Старик с седыми космами и жидкой бороденкой смахивал на попа-расстригу: длиннополый плащ, подпоясанный толстой веревкой, сапоги, на плече рюкзак. А девица… заставила шофера проснуться. Одетая во все черное – свитер, безрукавка, брюки, плотно повязанный на лоб платок, – она сидела, смиренно опустив глаза и сложив на коленях руки. Чисто монашка!
«Неужто та самая? – вспыхнуло в голове. – Не может быть! Монашки в брюках не ходят. Грех это!»
Дремота куда-то делась. Шофер не столько вел автобус, сколько наблюдал в зеркало заднего вида за «монашкой». Поп-расстрига прислонился головой к стеклу и закрыл глаза. Они с девушкой ни словом не перемолвились.
«Вместе они путешествуют или порознь? – гадал водитель. – Сели в Шубинке. А где выйдут?»
– Оплачивайте проезд, – объявил он в микрофон.
Расстрига даже не пошевелился, а девушка вдруг встала и подошла к передней двери. За ее спиной болталась матерчатая сумка.
«Для подаяния? – пришло в голову шоферу. – Надеюсь, у нее там не взрывчатка!»
Он насмотрелся фильмов про террористов, и теперь к боязни привидения примешался страх перед насилием. Что, если старик и девица – переодетые бандиты, которые хотят захватить его автобус и взять пассажиров в заложники?

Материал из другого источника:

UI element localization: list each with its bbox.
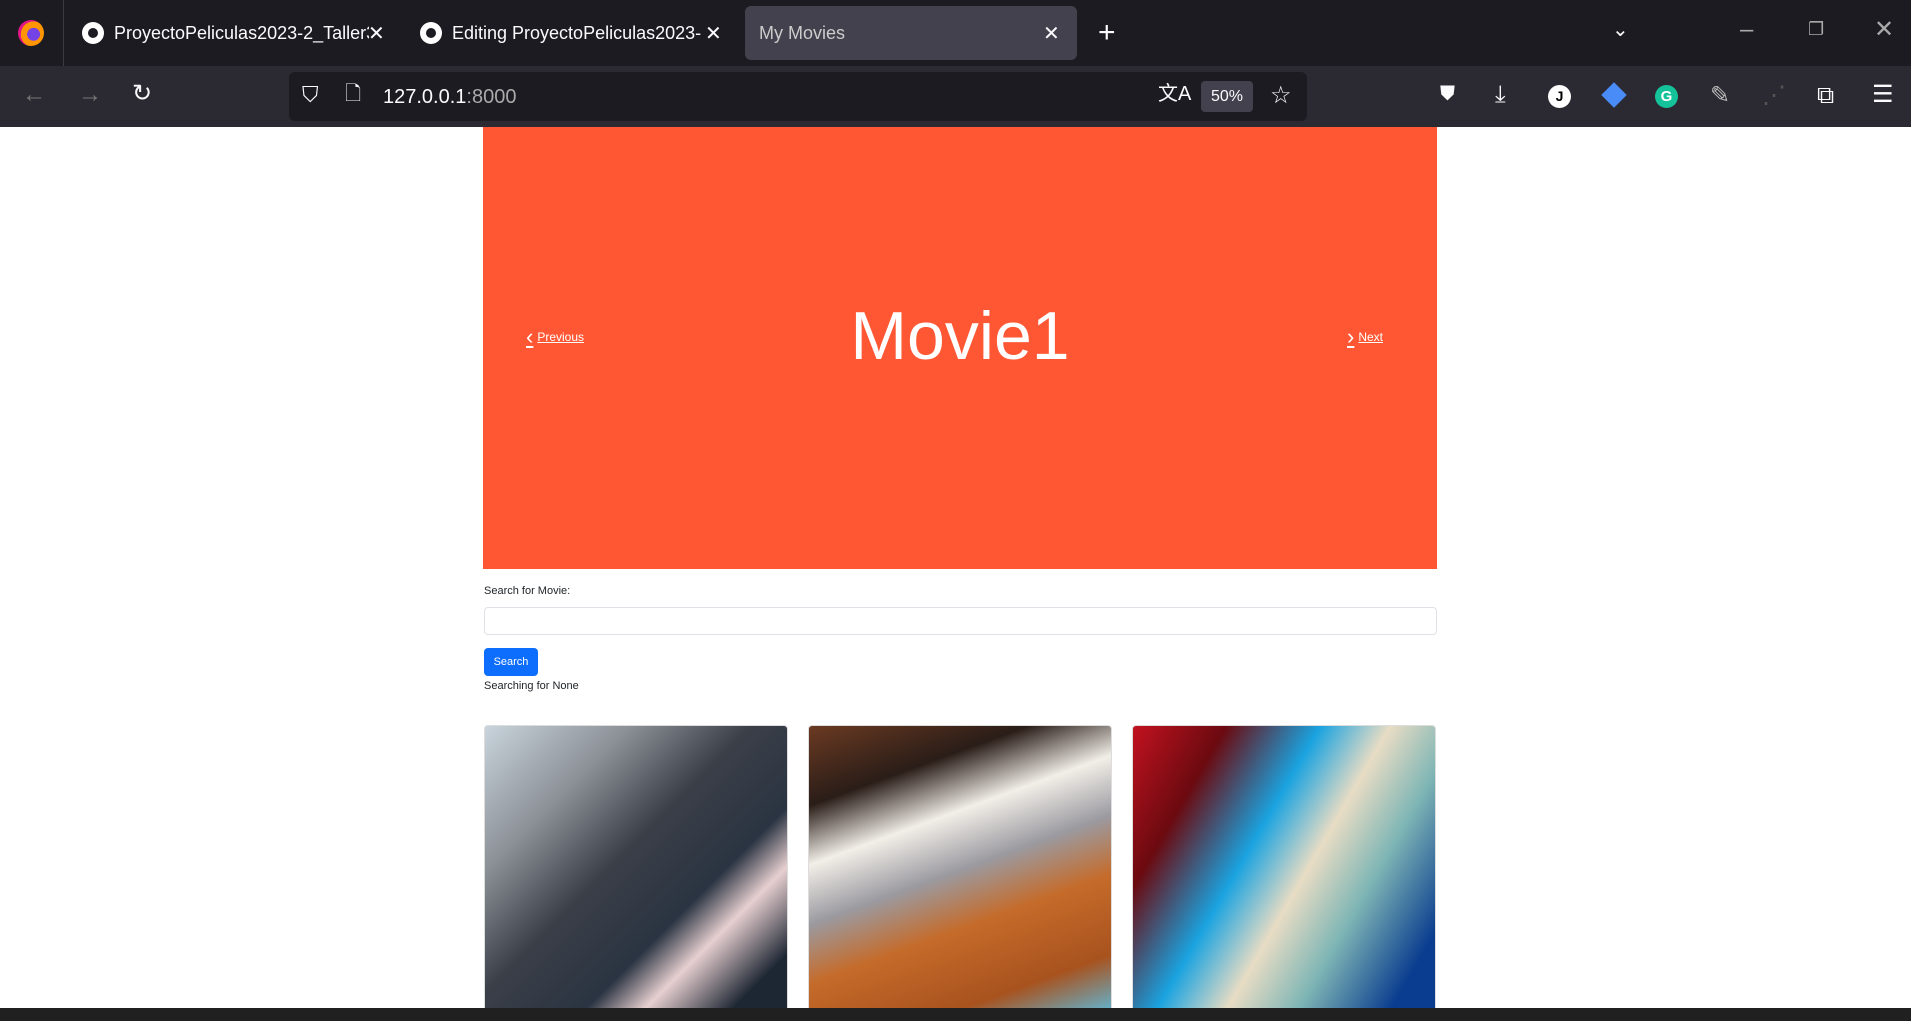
github-icon [420,22,442,44]
pencil-icon[interactable]: ✎ [1710,84,1730,108]
firefox-icon[interactable] [18,20,44,46]
reload-icon[interactable]: ↻ [132,82,152,106]
restore-icon[interactable]: ❐ [1808,20,1824,38]
search-button[interactable]: Search [484,648,538,676]
divider [63,0,64,66]
slide-title: Movie1 [850,298,1070,374]
back-icon[interactable]: ← [22,83,46,107]
tab-title: My Movies [759,22,846,43]
search-status: Searching for None [484,680,579,692]
tab-github-editing[interactable]: Editing ProyectoPeliculas2023-2 [406,6,732,60]
close-tab-icon[interactable]: ✕ [1043,21,1060,46]
list-tabs-chevron-icon[interactable]: ⌄ [1612,20,1629,40]
tab-bar: ProyectoPeliculas2023-2_Taller3 ✕ Editin… [0,0,1911,66]
github-icon [82,22,104,44]
tab-title: Editing ProyectoPeliculas2023-2 [452,22,702,43]
movie-carousel: ‹ Previous Movie1 › Next [483,127,1437,569]
extension-network-icon[interactable]: ⋰ [1762,84,1786,108]
url-text[interactable]: 127.0.0.1:8000 [383,86,516,109]
movie-card-image[interactable] [1132,725,1436,1015]
tab-my-movies[interactable]: My Movies [745,6,1077,60]
bookmark-star-icon[interactable]: ☆ [1270,84,1292,108]
close-tab-icon[interactable]: ✕ [705,21,722,46]
tab-title: ProyectoPeliculas2023-2_Taller3 [114,22,369,43]
grammarly-icon[interactable]: G [1655,85,1678,108]
carousel-next-button[interactable]: › Next [1347,324,1383,350]
new-tab-icon[interactable]: + [1098,18,1116,48]
tab-github-repo[interactable]: ProyectoPeliculas2023-2_Taller3 [68,6,394,60]
movie-card-image[interactable] [808,725,1112,1015]
search-label: Search for Movie: [484,585,571,597]
close-window-icon[interactable]: ✕ [1874,18,1894,42]
minimize-icon[interactable]: – [1740,18,1753,42]
pocket-icon[interactable]: ⛊ [1440,84,1455,104]
page-icon: 🗋 [345,83,362,105]
chevron-right-icon: › [1347,324,1355,349]
close-tab-icon[interactable]: ✕ [368,21,385,46]
extensions-puzzle-icon[interactable]: ⧉ [1817,84,1834,108]
movie-card-image[interactable] [484,725,788,1015]
forward-icon[interactable]: → [78,83,102,107]
shield-icon[interactable]: ⛉ [302,84,319,106]
menu-icon[interactable]: ☰ [1872,83,1894,107]
next-label: Next [1358,330,1384,344]
profile-avatar[interactable]: J [1548,85,1571,108]
os-taskbar [0,1008,1911,1021]
zoom-level[interactable]: 50% [1201,81,1253,112]
translate-icon[interactable]: 文A [1158,84,1191,104]
downloads-icon[interactable]: ⤓ [1495,83,1506,107]
search-input[interactable] [484,607,1437,635]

«Монашка» внимательно смотрела в окно, словно старалась не пропустить примету, указывающую, где нужно выходить.
Вообще-то останавливаться «по требованию» посреди пути, в отдалении от населенных пунктов, было нежелательно. Но в дороге всякое случается. Может укачать человека, или по нужде приспичит. Однако по виду «монашки» не скажешь, что ей плохо.
Она повернулась и посмотрела на шофера из-под платка. Того бросило в жар. Взгляд ее ничего не просил, но молодой человек понял: лучше ему исполнить любое требование странной пассажирки. И о деньгах не заикаться. Чем скорее она выйдет, тем легче ему станет дышать.
Девушка протянула красивую руку, подала ему пару смятых купюр и произнесла:
– Остановите…
Он беспрекословно притормозил, выпустил ее из автобуса, и она пошла по выстланной зеленоватым туманом просеке в глубь леса. Куда? Зачем? По грибы? Так у нее корзины нет, да и для грибов еще рано. По ягоды? Опять же без корзины, без ведра. И какие в мае ягоды?
– Девка-то, чай, на болота пошла, – неожиданно громко прошамкала старуха, замотанная, несмотря на теплую погоду, в шерстяной платок. – Здеся Дамианова топь починается, рукой подать. Туда в старину монахи в затвор удалялися от миру.
Ее реплику никто не поддержал, и старуха замолчала. Поп-расстрига чуть приоткрыл глаза и снова закрыл. Между тем тонкая темная фигурка девушки скрылась в тумане.
Если бы водителя спросили, какое у нее было лицо, голос, он бы не ответил. Но что-то неосязаемое, непостижимое и тревожное оставила она после себя в автобусе, в мыслях шофера и пассажиров, которые не спали.
* * *
В лесу царил прохладный сырой полумрак. Туман зеленой дымкой поднимался до середины стволов. Вверху рассвет заливал небо и деревья малиновым сиянием. Шумел ветер. Сонно перекликались птицы.
«Монашка» шла медленно, осторожно ступая по краю колеи, полной прошлогодней перегнившей листвы. В тумане старая дорога то и дело пропадала из виду. Потянулось мелколесье. В сыром мареве зазвенели комары.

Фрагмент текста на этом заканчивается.